President Obama pens foreword to new ‘Peanuts' collection

In the forward to a new 'Peanuts' collection, President Obama writes that the late Charles Schulz's strip 'treated childhood with all the poignant and tender complexity it deserves.'|

Even presidents love “Peanuts.”

When connoisseurs of Charles Schulz open up the 25th collection of his comic strips, they’ll find an affectionate foreword by Barack Obama.

“I grew up with ‘Peanuts,’?” Obama wrote. “But I never outgrew it.”

He says in his five-paragraph introduction to Fantagraphics Books’ new hardcover volume of “The Complete Peanuts” that will go on sale next week that longtime Sonoma County resident Schulz “treated childhood with all the poignant and tender complexity it deserves. He gave voice to all its joys and anxieties.”

For Obama to pen the book’s foreword was a triumph for the Schulz family, the Schulz Museum and all involved in maintaining the art and wisdom of “Sparky” Schulz, who died in Santa Rosa in 2000.

“I don’t know how you could get better than the sitting president of the United States,” said Melissa Menta, an executive with Peanuts Worldwide and the brand management firm Iconix Brand Group.

In Santa Rosa for a meeting of the board of the Schulz Museum, located near the ice arena that Schulz built in 1969 north of Santa Rosa’s Coddingtown Mall, Menta said that early in his presidency, Obama revealed his affection for the Charlie Brown gang.

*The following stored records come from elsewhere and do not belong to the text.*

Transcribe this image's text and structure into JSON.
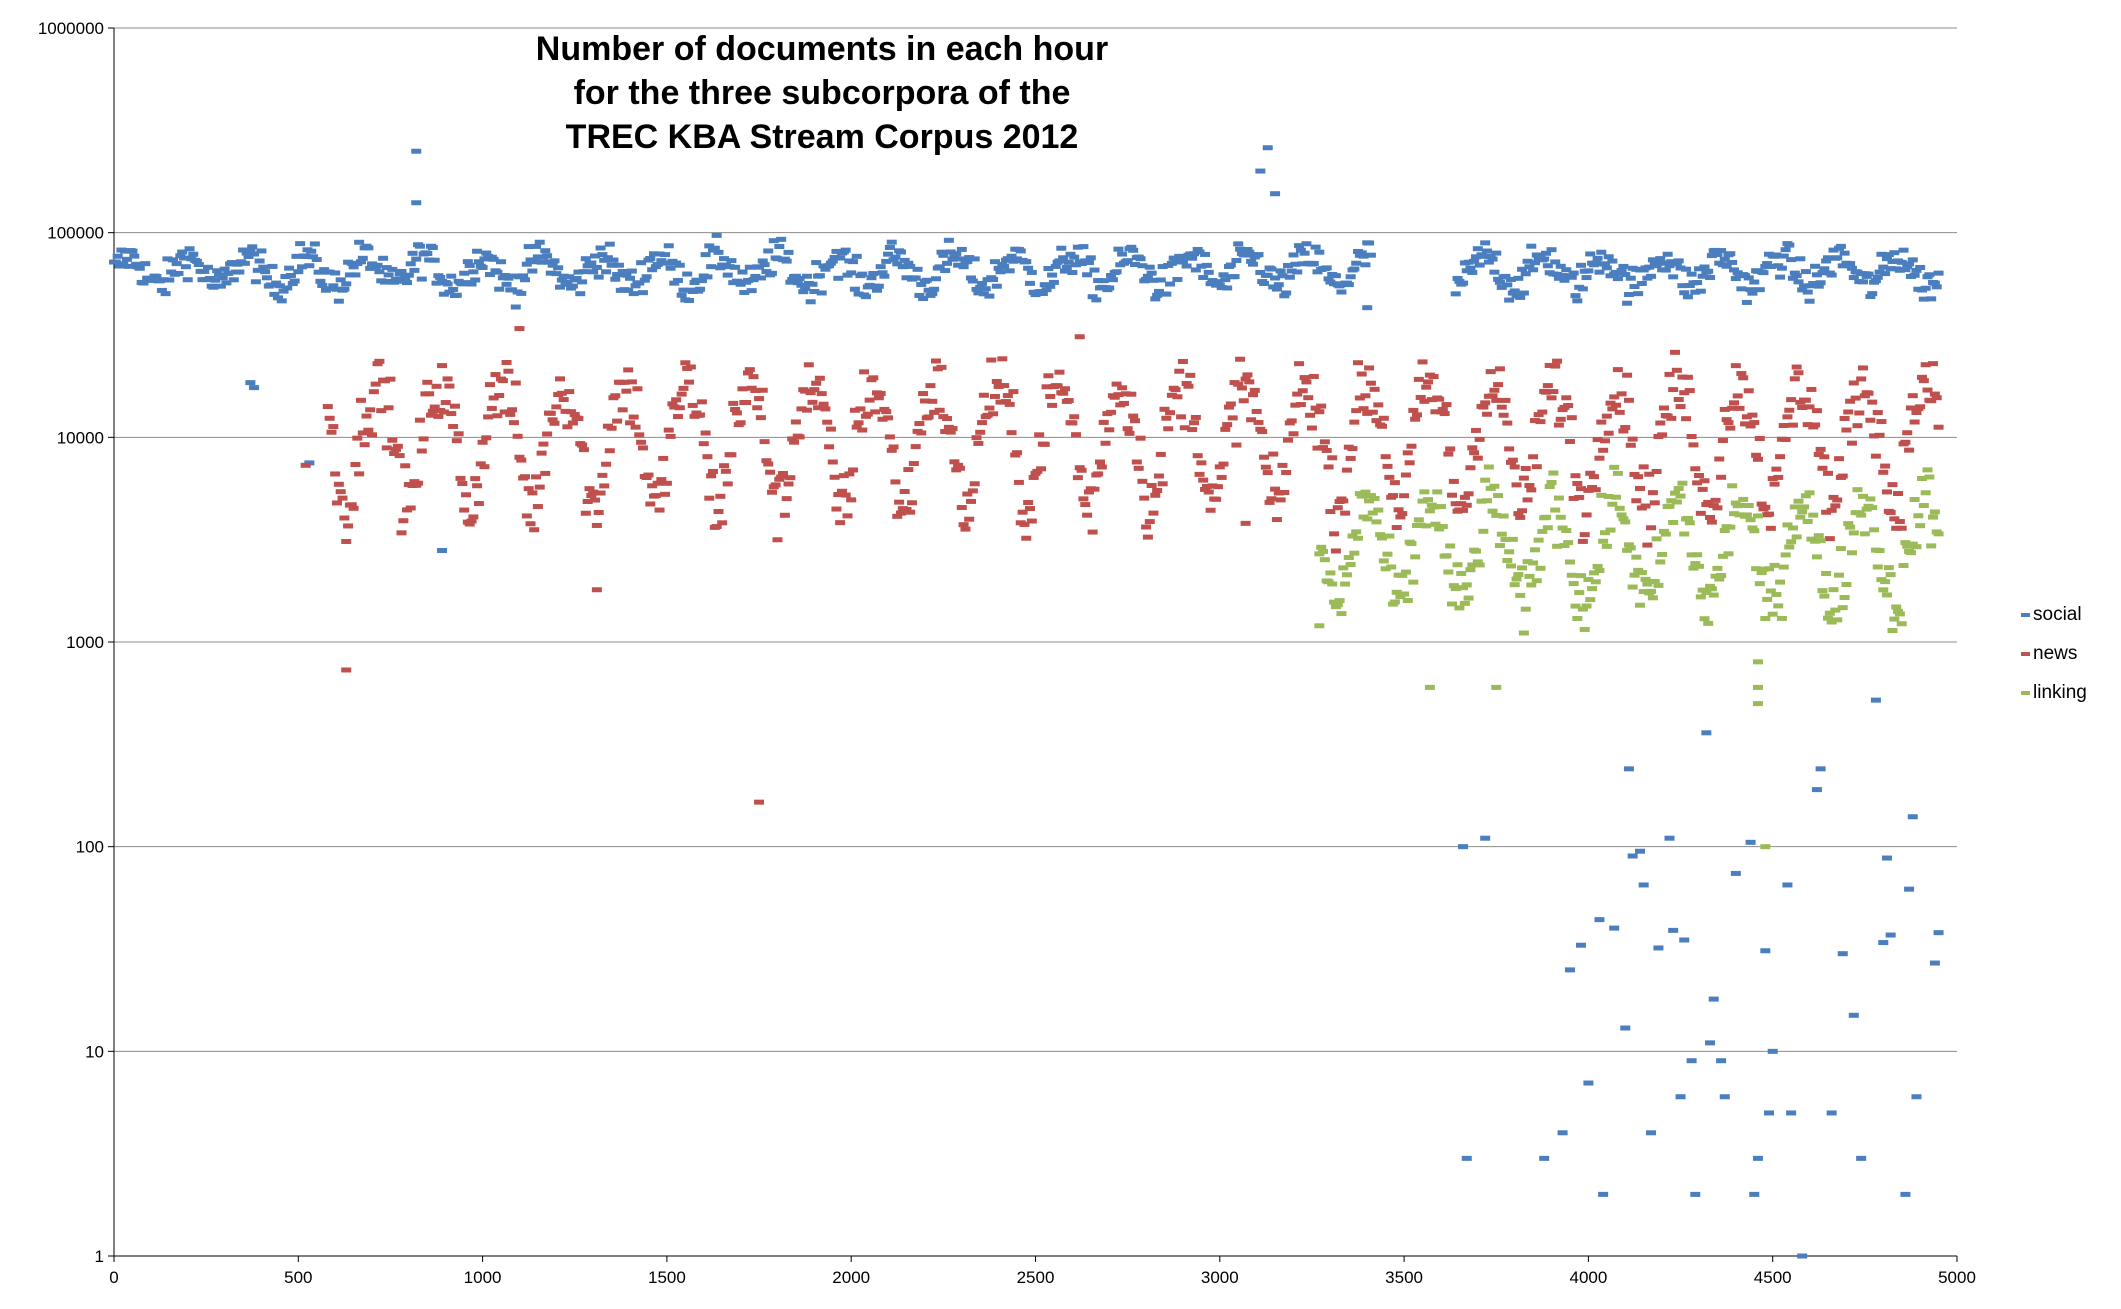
{
  "chart_data": {
    "type": "scatter",
    "title_lines": [
      "Number of documents in each hour",
      "for the three subcorpora of the",
      "TREC KBA Stream Corpus 2012"
    ],
    "xlabel": "",
    "ylabel": "",
    "xlim": [
      0,
      5000
    ],
    "ylim": [
      1,
      1000000
    ],
    "yscale": "log",
    "x_ticks": [
      "0",
      "500",
      "1000",
      "1500",
      "2000",
      "2500",
      "3000",
      "3500",
      "4000",
      "4500",
      "5000"
    ],
    "y_ticks": [
      "1",
      "10",
      "100",
      "1000",
      "10000",
      "100000",
      "1000000"
    ],
    "grid": "horizontal",
    "legend_position": "right",
    "series": [
      {
        "name": "social",
        "color": "#4a7ebf",
        "hour_range": [
          0,
          4950
        ],
        "gap_hours": [
          3410,
          3640
        ],
        "median": 65000,
        "spread": 0.085,
        "cycle_amplitude": 0.07,
        "cycle_hours": 160,
        "outliers": [
          [
            370,
            18500
          ],
          [
            380,
            17500
          ],
          [
            530,
            7500
          ],
          [
            820,
            250000
          ],
          [
            820,
            140000
          ],
          [
            890,
            2800
          ],
          [
            3110,
            200000
          ],
          [
            3130,
            260000
          ],
          [
            3150,
            155000
          ],
          [
            3400,
            43000
          ],
          [
            3660,
            100
          ],
          [
            3670,
            3
          ],
          [
            3720,
            110
          ],
          [
            3880,
            3
          ],
          [
            3930,
            4
          ],
          [
            3950,
            25
          ],
          [
            3980,
            33
          ],
          [
            4000,
            7
          ],
          [
            4030,
            44
          ],
          [
            4040,
            2
          ],
          [
            4070,
            40
          ],
          [
            4100,
            13
          ],
          [
            4110,
            240
          ],
          [
            4120,
            90
          ],
          [
            4140,
            95
          ],
          [
            4150,
            65
          ],
          [
            4170,
            4
          ],
          [
            4190,
            32
          ],
          [
            4220,
            110
          ],
          [
            4230,
            39
          ],
          [
            4250,
            6
          ],
          [
            4260,
            35
          ],
          [
            4280,
            9
          ],
          [
            4290,
            2
          ],
          [
            4320,
            360
          ],
          [
            4330,
            11
          ],
          [
            4340,
            18
          ],
          [
            4360,
            9
          ],
          [
            4370,
            6
          ],
          [
            4400,
            74
          ],
          [
            4440,
            105
          ],
          [
            4450,
            2
          ],
          [
            4460,
            3
          ],
          [
            4480,
            31
          ],
          [
            4500,
            10
          ],
          [
            4490,
            5
          ],
          [
            4540,
            65
          ],
          [
            4550,
            5
          ],
          [
            4580,
            1
          ],
          [
            4620,
            190
          ],
          [
            4630,
            240
          ],
          [
            4660,
            5
          ],
          [
            4690,
            30
          ],
          [
            4720,
            15
          ],
          [
            4740,
            3
          ],
          [
            4780,
            520
          ],
          [
            4800,
            34
          ],
          [
            4810,
            88
          ],
          [
            4820,
            37
          ],
          [
            4860,
            2
          ],
          [
            4870,
            62
          ],
          [
            4880,
            140
          ],
          [
            4890,
            6
          ],
          [
            4940,
            27
          ],
          [
            4950,
            38
          ]
        ]
      },
      {
        "name": "news",
        "color": "#c0504d",
        "hour_range": [
          580,
          4950
        ],
        "gap_hours": [],
        "median": 11500,
        "spread": 0.17,
        "cycle_amplitude": 0.4,
        "cycle_hours": 168,
        "outliers": [
          [
            630,
            730
          ],
          [
            1310,
            1800
          ],
          [
            1750,
            165
          ],
          [
            1100,
            34000
          ],
          [
            2620,
            31000
          ],
          [
            520,
            7300
          ],
          [
            3070,
            3800
          ]
        ]
      },
      {
        "name": "linking",
        "color": "#9bbb59",
        "hour_range": [
          3270,
          4950
        ],
        "gap_hours": [],
        "median": 2800,
        "spread": 0.17,
        "cycle_amplitude": 0.25,
        "cycle_hours": 168,
        "outliers": [
          [
            3270,
            1200
          ],
          [
            3570,
            600
          ],
          [
            3750,
            600
          ],
          [
            4460,
            800
          ],
          [
            4460,
            600
          ],
          [
            4460,
            500
          ],
          [
            4480,
            100
          ]
        ]
      }
    ]
  }
}
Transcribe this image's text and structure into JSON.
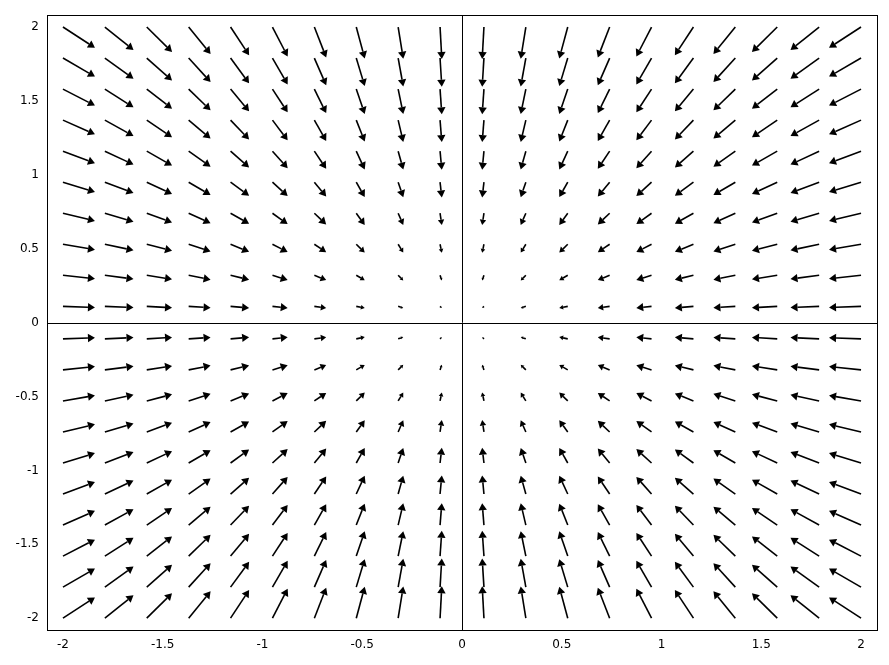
{
  "chart_data": {
    "type": "vector_field",
    "color": "#000000",
    "grid": false,
    "xlim": [
      -2.08,
      2.08
    ],
    "ylim": [
      -2.08,
      2.08
    ],
    "xticks": [
      -2,
      -1.5,
      -1,
      -0.5,
      0,
      0.5,
      1,
      1.5,
      2
    ],
    "yticks": [
      -2,
      -1.5,
      -1,
      -0.5,
      0,
      0.5,
      1,
      1.5,
      2
    ],
    "x": [
      -2,
      -1.79,
      -1.58,
      -1.37,
      -1.16,
      -0.95,
      -0.74,
      -0.53,
      -0.32,
      -0.11,
      0.11,
      0.32,
      0.53,
      0.74,
      0.95,
      1.16,
      1.37,
      1.58,
      1.79,
      2
    ],
    "y": [
      -2,
      -1.79,
      -1.58,
      -1.37,
      -1.16,
      -0.95,
      -0.74,
      -0.53,
      -0.32,
      -0.11,
      0.11,
      0.32,
      0.53,
      0.74,
      0.95,
      1.16,
      1.37,
      1.58,
      1.79,
      2
    ],
    "u": [
      [
        2,
        1.79,
        1.58,
        1.37,
        1.16,
        0.95,
        0.74,
        0.53,
        0.32,
        0.11,
        -0.11,
        -0.32,
        -0.53,
        -0.74,
        -0.95,
        -1.16,
        -1.37,
        -1.58,
        -1.79,
        -2
      ],
      [
        2,
        1.79,
        1.58,
        1.37,
        1.16,
        0.95,
        0.74,
        0.53,
        0.32,
        0.11,
        -0.11,
        -0.32,
        -0.53,
        -0.74,
        -0.95,
        -1.16,
        -1.37,
        -1.58,
        -1.79,
        -2
      ],
      [
        2,
        1.79,
        1.58,
        1.37,
        1.16,
        0.95,
        0.74,
        0.53,
        0.32,
        0.11,
        -0.11,
        -0.32,
        -0.53,
        -0.74,
        -0.95,
        -1.16,
        -1.37,
        -1.58,
        -1.79,
        -2
      ],
      [
        2,
        1.79,
        1.58,
        1.37,
        1.16,
        0.95,
        0.74,
        0.53,
        0.32,
        0.11,
        -0.11,
        -0.32,
        -0.53,
        -0.74,
        -0.95,
        -1.16,
        -1.37,
        -1.58,
        -1.79,
        -2
      ],
      [
        2,
        1.79,
        1.58,
        1.37,
        1.16,
        0.95,
        0.74,
        0.53,
        0.32,
        0.11,
        -0.11,
        -0.32,
        -0.53,
        -0.74,
        -0.95,
        -1.16,
        -1.37,
        -1.58,
        -1.79,
        -2
      ],
      [
        2,
        1.79,
        1.58,
        1.37,
        1.16,
        0.95,
        0.74,
        0.53,
        0.32,
        0.11,
        -0.11,
        -0.32,
        -0.53,
        -0.74,
        -0.95,
        -1.16,
        -1.37,
        -1.58,
        -1.79,
        -2
      ],
      [
        2,
        1.79,
        1.58,
        1.37,
        1.16,
        0.95,
        0.74,
        0.53,
        0.32,
        0.11,
        -0.11,
        -0.32,
        -0.53,
        -0.74,
        -0.95,
        -1.16,
        -1.37,
        -1.58,
        -1.79,
        -2
      ],
      [
        2,
        1.79,
        1.58,
        1.37,
        1.16,
        0.95,
        0.74,
        0.53,
        0.32,
        0.11,
        -0.11,
        -0.32,
        -0.53,
        -0.74,
        -0.95,
        -1.16,
        -1.37,
        -1.58,
        -1.79,
        -2
      ],
      [
        2,
        1.79,
        1.58,
        1.37,
        1.16,
        0.95,
        0.74,
        0.53,
        0.32,
        0.11,
        -0.11,
        -0.32,
        -0.53,
        -0.74,
        -0.95,
        -1.16,
        -1.37,
        -1.58,
        -1.79,
        -2
      ],
      [
        2,
        1.79,
        1.58,
        1.37,
        1.16,
        0.95,
        0.74,
        0.53,
        0.32,
        0.11,
        -0.11,
        -0.32,
        -0.53,
        -0.74,
        -0.95,
        -1.16,
        -1.37,
        -1.58,
        -1.79,
        -2
      ],
      [
        2,
        1.79,
        1.58,
        1.37,
        1.16,
        0.95,
        0.74,
        0.53,
        0.32,
        0.11,
        -0.11,
        -0.32,
        -0.53,
        -0.74,
        -0.95,
        -1.16,
        -1.37,
        -1.58,
        -1.79,
        -2
      ],
      [
        2,
        1.79,
        1.58,
        1.37,
        1.16,
        0.95,
        0.74,
        0.53,
        0.32,
        0.11,
        -0.11,
        -0.32,
        -0.53,
        -0.74,
        -0.95,
        -1.16,
        -1.37,
        -1.58,
        -1.79,
        -2
      ],
      [
        2,
        1.79,
        1.58,
        1.37,
        1.16,
        0.95,
        0.74,
        0.53,
        0.32,
        0.11,
        -0.11,
        -0.32,
        -0.53,
        -0.74,
        -0.95,
        -1.16,
        -1.37,
        -1.58,
        -1.79,
        -2
      ],
      [
        2,
        1.79,
        1.58,
        1.37,
        1.16,
        0.95,
        0.74,
        0.53,
        0.32,
        0.11,
        -0.11,
        -0.32,
        -0.53,
        -0.74,
        -0.95,
        -1.16,
        -1.37,
        -1.58,
        -1.79,
        -2
      ],
      [
        2,
        1.79,
        1.58,
        1.37,
        1.16,
        0.95,
        0.74,
        0.53,
        0.32,
        0.11,
        -0.11,
        -0.32,
        -0.53,
        -0.74,
        -0.95,
        -1.16,
        -1.37,
        -1.58,
        -1.79,
        -2
      ],
      [
        2,
        1.79,
        1.58,
        1.37,
        1.16,
        0.95,
        0.74,
        0.53,
        0.32,
        0.11,
        -0.11,
        -0.32,
        -0.53,
        -0.74,
        -0.95,
        -1.16,
        -1.37,
        -1.58,
        -1.79,
        -2
      ],
      [
        2,
        1.79,
        1.58,
        1.37,
        1.16,
        0.95,
        0.74,
        0.53,
        0.32,
        0.11,
        -0.11,
        -0.32,
        -0.53,
        -0.74,
        -0.95,
        -1.16,
        -1.37,
        -1.58,
        -1.79,
        -2
      ],
      [
        2,
        1.79,
        1.58,
        1.37,
        1.16,
        0.95,
        0.74,
        0.53,
        0.32,
        0.11,
        -0.11,
        -0.32,
        -0.53,
        -0.74,
        -0.95,
        -1.16,
        -1.37,
        -1.58,
        -1.79,
        -2
      ],
      [
        2,
        1.79,
        1.58,
        1.37,
        1.16,
        0.95,
        0.74,
        0.53,
        0.32,
        0.11,
        -0.11,
        -0.32,
        -0.53,
        -0.74,
        -0.95,
        -1.16,
        -1.37,
        -1.58,
        -1.79,
        -2
      ],
      [
        2,
        1.79,
        1.58,
        1.37,
        1.16,
        0.95,
        0.74,
        0.53,
        0.32,
        0.11,
        -0.11,
        -0.32,
        -0.53,
        -0.74,
        -0.95,
        -1.16,
        -1.37,
        -1.58,
        -1.79,
        -2
      ]
    ],
    "v": [
      [
        1.3,
        1.44,
        1.56,
        1.68,
        1.76,
        1.84,
        1.9,
        1.96,
        1.98,
        2,
        2,
        1.98,
        1.96,
        1.9,
        1.84,
        1.76,
        1.68,
        1.56,
        1.44,
        1.3
      ],
      [
        1.16,
        1.29,
        1.4,
        1.5,
        1.58,
        1.65,
        1.7,
        1.75,
        1.77,
        1.79,
        1.79,
        1.77,
        1.75,
        1.7,
        1.65,
        1.58,
        1.5,
        1.4,
        1.29,
        1.16
      ],
      [
        1.03,
        1.14,
        1.23,
        1.33,
        1.39,
        1.45,
        1.5,
        1.55,
        1.56,
        1.58,
        1.58,
        1.56,
        1.55,
        1.5,
        1.45,
        1.39,
        1.33,
        1.23,
        1.14,
        1.03
      ],
      [
        0.89,
        0.99,
        1.07,
        1.15,
        1.21,
        1.26,
        1.3,
        1.34,
        1.36,
        1.37,
        1.37,
        1.36,
        1.34,
        1.3,
        1.26,
        1.21,
        1.15,
        1.07,
        0.99,
        0.89
      ],
      [
        0.75,
        0.84,
        0.9,
        0.97,
        1.02,
        1.07,
        1.1,
        1.14,
        1.15,
        1.16,
        1.16,
        1.15,
        1.14,
        1.1,
        1.07,
        1.02,
        0.97,
        0.9,
        0.84,
        0.75
      ],
      [
        0.62,
        0.68,
        0.74,
        0.8,
        0.84,
        0.87,
        0.9,
        0.93,
        0.94,
        0.95,
        0.95,
        0.94,
        0.93,
        0.9,
        0.87,
        0.84,
        0.8,
        0.74,
        0.68,
        0.62
      ],
      [
        0.48,
        0.53,
        0.58,
        0.62,
        0.65,
        0.68,
        0.7,
        0.73,
        0.73,
        0.74,
        0.74,
        0.73,
        0.73,
        0.7,
        0.68,
        0.65,
        0.62,
        0.58,
        0.53,
        0.48
      ],
      [
        0.34,
        0.38,
        0.41,
        0.45,
        0.47,
        0.49,
        0.5,
        0.52,
        0.52,
        0.53,
        0.53,
        0.52,
        0.52,
        0.5,
        0.49,
        0.47,
        0.45,
        0.41,
        0.38,
        0.34
      ],
      [
        0.21,
        0.23,
        0.25,
        0.27,
        0.28,
        0.29,
        0.3,
        0.31,
        0.32,
        0.32,
        0.32,
        0.32,
        0.31,
        0.3,
        0.29,
        0.28,
        0.27,
        0.25,
        0.23,
        0.21
      ],
      [
        0.07,
        0.08,
        0.09,
        0.09,
        0.1,
        0.1,
        0.1,
        0.11,
        0.11,
        0.11,
        0.11,
        0.11,
        0.11,
        0.1,
        0.1,
        0.1,
        0.09,
        0.09,
        0.08,
        0.07
      ],
      [
        -0.07,
        -0.08,
        -0.09,
        -0.09,
        -0.1,
        -0.1,
        -0.1,
        -0.11,
        -0.11,
        -0.11,
        -0.11,
        -0.11,
        -0.11,
        -0.1,
        -0.1,
        -0.1,
        -0.09,
        -0.09,
        -0.08,
        -0.07
      ],
      [
        -0.21,
        -0.23,
        -0.25,
        -0.27,
        -0.28,
        -0.29,
        -0.3,
        -0.31,
        -0.32,
        -0.32,
        -0.32,
        -0.32,
        -0.31,
        -0.3,
        -0.29,
        -0.28,
        -0.27,
        -0.25,
        -0.23,
        -0.21
      ],
      [
        -0.34,
        -0.38,
        -0.41,
        -0.45,
        -0.47,
        -0.49,
        -0.5,
        -0.52,
        -0.52,
        -0.53,
        -0.53,
        -0.52,
        -0.52,
        -0.5,
        -0.49,
        -0.47,
        -0.45,
        -0.41,
        -0.38,
        -0.34
      ],
      [
        -0.48,
        -0.53,
        -0.58,
        -0.62,
        -0.65,
        -0.68,
        -0.7,
        -0.73,
        -0.73,
        -0.74,
        -0.74,
        -0.73,
        -0.73,
        -0.7,
        -0.68,
        -0.65,
        -0.62,
        -0.58,
        -0.53,
        -0.48
      ],
      [
        -0.62,
        -0.68,
        -0.74,
        -0.8,
        -0.84,
        -0.87,
        -0.9,
        -0.93,
        -0.94,
        -0.95,
        -0.95,
        -0.94,
        -0.93,
        -0.9,
        -0.87,
        -0.84,
        -0.8,
        -0.74,
        -0.68,
        -0.62
      ],
      [
        -0.75,
        -0.84,
        -0.9,
        -0.97,
        -1.02,
        -1.07,
        -1.1,
        -1.14,
        -1.15,
        -1.16,
        -1.16,
        -1.15,
        -1.14,
        -1.1,
        -1.07,
        -1.02,
        -0.97,
        -0.9,
        -0.84,
        -0.75
      ],
      [
        -0.89,
        -0.99,
        -1.07,
        -1.15,
        -1.21,
        -1.26,
        -1.3,
        -1.34,
        -1.36,
        -1.37,
        -1.37,
        -1.36,
        -1.34,
        -1.3,
        -1.26,
        -1.21,
        -1.15,
        -1.07,
        -0.99,
        -0.89
      ],
      [
        -1.03,
        -1.14,
        -1.23,
        -1.33,
        -1.39,
        -1.45,
        -1.5,
        -1.55,
        -1.56,
        -1.58,
        -1.58,
        -1.56,
        -1.55,
        -1.5,
        -1.45,
        -1.39,
        -1.33,
        -1.23,
        -1.14,
        -1.03
      ],
      [
        -1.16,
        -1.29,
        -1.4,
        -1.5,
        -1.58,
        -1.65,
        -1.7,
        -1.75,
        -1.77,
        -1.79,
        -1.79,
        -1.77,
        -1.75,
        -1.7,
        -1.65,
        -1.58,
        -1.5,
        -1.4,
        -1.29,
        -1.16
      ],
      [
        -1.3,
        -1.44,
        -1.56,
        -1.68,
        -1.76,
        -1.84,
        -1.9,
        -1.96,
        -1.98,
        -2,
        -2,
        -1.98,
        -1.96,
        -1.9,
        -1.84,
        -1.76,
        -1.68,
        -1.56,
        -1.44,
        -1.3
      ]
    ]
  }
}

One indication: Menta said the White House invited a Snoopy presence at the Obama family’s first Easter Egg Roll.

Menta recalled that more than a year ago she was with CNN reporter and lifelong “Peanuts” fan Jake Tapper at Blue Sky Studios, animator of “The Peanuts Movie.” The two of them spoke about the approaching publication of the 1999-2000 volume of “The Complete Peanuts,” the final collection of the strips. (Fantagraphics is expected to release another edition this fall, featuring stories and drawings by Schulz. His widow, Jean, is expected to write the foreword.)

Menta said Tapper asked her, “Who are you going to get to write the last introduction?”

“I said, ‘It has to be somebody really, really good.’ And he said, ‘It has to be somebody amazing.’?”

She’ll never forget Tapper then saying, “It should be Obama.”

Menta immediately reached out to the president’s press secretary and others at the White House. She didn’t hear back.

Fast forward to last fall. The release of “The Peanuts Movie” prompted CNN’s Tapper to email Menta and ask how she was coming along with persuading Obama to write the intro for the next-to-last edition of the “Peanuts” archival collection.

She responded, “They’re ignoring me.” Menta said Tapper shot her back: “Give me five.”

“An hour later,” she said, I got an email from the White House that said President Obama would write the dedication.”

Imagine Menta breaking into Snoopy’s happy dance.

In Obama’s foreword, he reflects on the human emotions Schulz explored through the nearly 50 years he treated the world to “Peanuts.”

“Hope. Doubt. The exquisite pain of unrequited love. The self-exploration of what it means to be different.”